Reputation: 12341
I want to iterate over a dataframe's major axis date by date.
Example:
tdf = df.ix[date]
The issue I am having is that the type returned by df.ix
changes, leaving me with 3 possible situations
If the date does not exist in tdf
an error is thrown: KeyError: 1394755200000000000
If there is only one item in tdf
: print type(tdf)
returns
<class 'pandas.core.series.Series'>
If there is more than one item in tdf
: print type(tdf)
returns
<class 'pandas.core.frame.DataFrame'>
To avoid the first case I can simply wrap this in a try catch
block or thanks to jxstanford, I can avoid the try catch block by using if date in df.index:
I run into the issue afterwards with an inconsistent API with a pandas series and a pandas data frame. I could solve this by checking for types but it seems I shouldn't have to do that. I would ideally like to keep the types the same.

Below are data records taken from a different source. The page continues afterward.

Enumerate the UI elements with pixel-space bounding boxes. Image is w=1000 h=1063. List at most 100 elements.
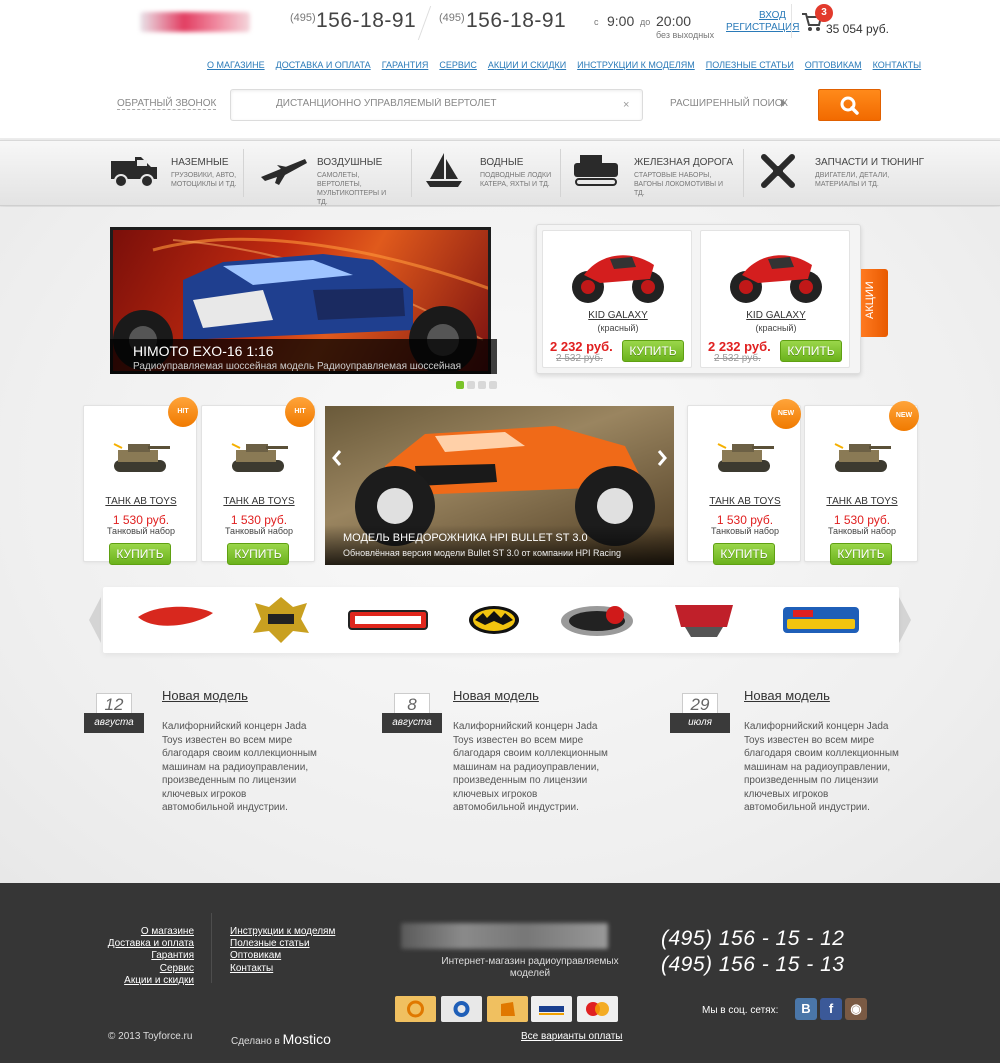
featured-title[interactable]: МОДЕЛЬ ВНЕДОРОЖНИКА HPI BULLET ST 3.0 — [343, 532, 588, 544]
site-logo[interactable] — [140, 12, 250, 32]
hours-from-label: с — [594, 17, 599, 27]
phone1-code: (495) — [290, 12, 316, 24]
nav-delivery[interactable]: ДОСТАВКА И ОПЛАТА — [276, 60, 371, 70]
cart-total[interactable]: 35 054 руб. — [826, 22, 889, 36]
product-name[interactable]: ТАНК AB TOYS — [84, 496, 198, 507]
category-air[interactable]: ВОЗДУШНЫЕ САМОЛЕТЫ, ВЕРТОЛЕТЫ, МУЛЬТИКОП… — [255, 141, 405, 207]
footer-link[interactable]: Контакты — [230, 963, 335, 975]
all-payment-options-link[interactable]: Все варианты оплаты — [521, 1031, 622, 1042]
product-name[interactable]: ТАНК AB TOYS — [688, 496, 802, 507]
footer-link[interactable]: Акции и скидки — [100, 975, 194, 987]
category-parts[interactable]: ЗАПЧАСТИ И ТЮНИНГ ДВИГАТЕЛИ, ДЕТАЛИ, МАТ… — [752, 141, 925, 207]
chevron-right-icon — [657, 450, 667, 466]
promo-name[interactable]: KID GALAXY — [543, 310, 693, 321]
made-by-studio[interactable]: Mostico — [283, 1031, 331, 1047]
news-month: июля — [670, 713, 730, 733]
slider-dot[interactable] — [456, 381, 464, 389]
footer-link[interactable]: Гарантия — [100, 950, 194, 962]
buy-button[interactable]: КУПИТЬ — [780, 340, 842, 362]
mastercard-icon — [577, 996, 618, 1022]
product-subtitle: Танковый набор — [827, 526, 897, 536]
nav-service[interactable]: СЕРВИС — [439, 60, 476, 70]
truck-icon — [111, 157, 157, 188]
footer-logo[interactable] — [401, 923, 608, 949]
news-title[interactable]: Новая модель — [162, 688, 248, 703]
category-title: ВОДНЫЕ — [480, 157, 524, 168]
category-rail[interactable]: ЖЕЛЕЗНАЯ ДОРОГА СТАРТОВЫЕ НАБОРЫ, ВАГОНЫ… — [570, 141, 740, 207]
promo-price: 2 232 руб. — [550, 339, 613, 354]
phone2-code: (495) — [439, 12, 465, 24]
facebook-icon[interactable]: f — [820, 998, 842, 1020]
slider-dots — [456, 381, 497, 389]
buy-button[interactable]: КУПИТЬ — [227, 543, 289, 565]
category-water[interactable]: ВОДНЫЕ ПОДВОДНЫЕ ЛОДКИ КАТЕРА, ЯХТЫ И ТД… — [420, 141, 560, 207]
footer-link[interactable]: Полезные статьи — [230, 938, 335, 950]
footer-divider — [211, 913, 212, 983]
news-text: Калифорнийский концерн Jada Toys известе… — [744, 721, 899, 813]
hours-to: 20:00 — [656, 13, 692, 29]
nav-sales[interactable]: АКЦИИ И СКИДКИ — [488, 60, 566, 70]
product-price: 1 530 руб. — [112, 513, 170, 527]
sailboat-icon — [426, 153, 462, 187]
news-title[interactable]: Новая модель — [453, 688, 539, 703]
product-image — [572, 255, 664, 303]
category-bar: НАЗЕМНЫЕ ГРУЗОВИКИ, АВТО, МОТОЦИКЛЫ И ТД… — [0, 140, 1000, 206]
cart-divider — [791, 4, 792, 38]
brands-strip — [103, 587, 899, 653]
category-title: ЗАПЧАСТИ И ТЮНИНГ — [815, 157, 925, 168]
buy-button[interactable]: КУПИТЬ — [622, 340, 684, 362]
chevron-left-icon — [332, 450, 342, 466]
nav-wholesale[interactable]: ОПТОВИКАМ — [805, 60, 862, 70]
search-button[interactable] — [818, 89, 881, 121]
buy-button[interactable]: КУПИТЬ — [830, 543, 892, 565]
brands-next-arrow[interactable] — [899, 597, 911, 643]
copyright: © 2013 Toyforce.ru — [108, 1031, 193, 1042]
buy-button[interactable]: КУПИТЬ — [713, 543, 775, 565]
category-divider — [560, 149, 561, 197]
hero-title[interactable]: HIMOTO EXO-16 1:16 — [133, 343, 274, 359]
brand-logos — [138, 597, 859, 643]
news-title[interactable]: Новая модель — [744, 688, 830, 703]
footer-link[interactable]: Оптовикам — [230, 950, 335, 962]
brands-prev-arrow[interactable] — [89, 597, 101, 643]
search-icon — [840, 96, 859, 115]
clear-icon[interactable]: × — [623, 99, 629, 111]
brand-mark — [138, 606, 213, 626]
buy-button[interactable]: КУПИТЬ — [109, 543, 171, 565]
product-name[interactable]: ТАНК AB TOYS — [805, 496, 919, 507]
nav-contacts[interactable]: КОНТАКТЫ — [873, 60, 922, 70]
footer-link[interactable]: Доставка и оплата — [100, 938, 194, 950]
promo-color: (красный) — [755, 323, 797, 333]
footer-link[interactable]: О магазине — [100, 926, 194, 938]
product-subtitle: Танковый набор — [710, 526, 780, 536]
promo-old-price: 2 532 руб. — [556, 353, 603, 364]
sales-tab[interactable]: АКЦИИ — [861, 269, 888, 337]
promo-old-price: 2 532 руб. — [714, 353, 761, 364]
product-card[interactable]: ТАНК AB TOYS 1 530 руб. Танковый набор К… — [201, 405, 316, 565]
slider-dot[interactable] — [478, 381, 486, 389]
login-link[interactable]: ВХОД — [759, 10, 786, 21]
vkontakte-icon[interactable]: В — [795, 998, 817, 1020]
product-card[interactable]: ТАНК AB TOYS 1 530 руб. Танковый набор К… — [83, 405, 198, 565]
search-input[interactable] — [276, 98, 596, 109]
callback-link[interactable]: ОБРАТНЫЙ ЗВОНОК — [117, 98, 217, 110]
nav-manuals[interactable]: ИНСТРУКЦИИ К МОДЕЛЯМ — [577, 60, 695, 70]
cart-count-badge: 3 — [815, 4, 833, 22]
nav-about[interactable]: О МАГАЗИНЕ — [207, 60, 265, 70]
register-link[interactable]: РЕГИСТРАЦИЯ — [726, 22, 799, 33]
category-title: ВОЗДУШНЫЕ — [317, 157, 383, 168]
promo-name[interactable]: KID GALAXY — [701, 310, 851, 321]
hero-subtitle: Радиоуправляемая шоссейная модель Радиоу… — [133, 361, 462, 372]
instagram-icon[interactable]: ◉ — [845, 998, 867, 1020]
footer-link[interactable]: Инструкции к моделям — [230, 926, 335, 938]
category-ground[interactable]: НАЗЕМНЫЕ ГРУЗОВИКИ, АВТО, МОТОЦИКЛЫ И ТД… — [103, 141, 253, 207]
advanced-search-link[interactable]: РАСШИРЕННЫЙ ПОИСК — [670, 98, 788, 109]
nav-articles[interactable]: ПОЛЕЗНЫЕ СТАТЬИ — [706, 60, 794, 70]
news-date: 29 июля — [670, 693, 730, 739]
product-name[interactable]: ТАНК AB TOYS — [202, 496, 316, 507]
slider-dot[interactable] — [489, 381, 497, 389]
footer-link[interactable]: Сервис — [100, 963, 194, 975]
news-text: Калифорнийский концерн Jada Toys известе… — [453, 721, 608, 813]
slider-dot[interactable] — [467, 381, 475, 389]
nav-warranty[interactable]: ГАРАНТИЯ — [382, 60, 429, 70]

Is there a better way of doing this?
I'm running pandas 0.13.1 and I am currently loading my data from a CSV using
Here's a full example demonstrating the problem.
from pandas import DataFrame
import datetime
path_to_csv = '/home/n/Documents/port/test.csv'
df = DataFrame.from_csv(path_to_csv, index_col=3, header=0, parse_dates=True, sep=',')
start_dt = df.index.min()
end_dt = df.index.max()
dt_step = datetime.timedelta(days=1)
df.sort_index(inplace=True)
cur_dt = start_dt
while cur_dt != end_dt:
if cur_dt in df.index:
print type(df.ix[cur_dt])
#run some other steps using cur_dt
cur_dt += dt_step
An example CSV that demonstrates the problem is as follows:
value1,value2,value3,Date,type
1,2,4,03/13/14,a
2,3,3,03/21/14,b
3,4,2,03/21/14,a
4,5,1,03/27/14,b
The above code prints out
<class 'pandas.core.series.Series'>
<class 'pandas.core.frame.DataFrame'>
Is it possible to get the value of value1
from tdf in a consistent manner? or am I stuck making an if statement for and separately handle each case?
if type(df.ix[cur_dt]) == DataFrame:
....
if type(df.ix[cur_dt]) == Series:
....
Upvotes: 3
Views: 5384
Reputation: 15718
This toy code will return DataFrames consistently.
def framer(rows):
if ndim(rows) == 1:
return rows.to_frame().T
else:
return rows
for cur_date in df.index:
print type(framer(df.ix[cur_date]))
And this will give you the missing days:
df.resample(rule='D')
Have a look at the resample method docstring. It has its own options to fill up the missing data. And if you decide to make your multiple dates into a single one, the method you're looking at is groupby (if you want to combine values across rows) and drop_duplicates (if you want to ignore them). There is no need to reinvent the wheel.
Upvotes: 1
Reputation: 2555
You can use the apply
method of the DataFrame, using axis = 1
to work on each row of the DataFrame to build a Series with the same Index.
e.g.
def calculate_value(row):
if row.date == pd.datetime(2014,3,21):
return 0
elif row.type == 'a':
return row.value1 + row.value2 + row.value3
else:
return row.value1 * row.value2 * row.value3
df['date'] = df.index
df['NewValue'] = df.apply(calculate_value, axis=1)
modifies your example input as follows
value1 value2 value3 type NewValue date
Date
2014-03-13 1 2 4 a 7 2014-03-13
2014-03-21 2 3 3 b 0 2014-03-21
2014-03-21 3 4 2 a 0 2014-03-21
2014-03-27 4 5 1 b 20 2014-03-27
[4 rows x 6 columns]
Upvotes: 1
Reputation: 3387
Not sure what your trying to do with the dataframe, but this might be better than a try/except:
tdf = DataFrame.from_csv(path_to_csv, index_col=3, header=0, parse_dates=True, sep=',')
while cur_dt != end_dt:
if cur_dt in df.index:
# do your thing
cur_dt += dt_step
Upvotes: 2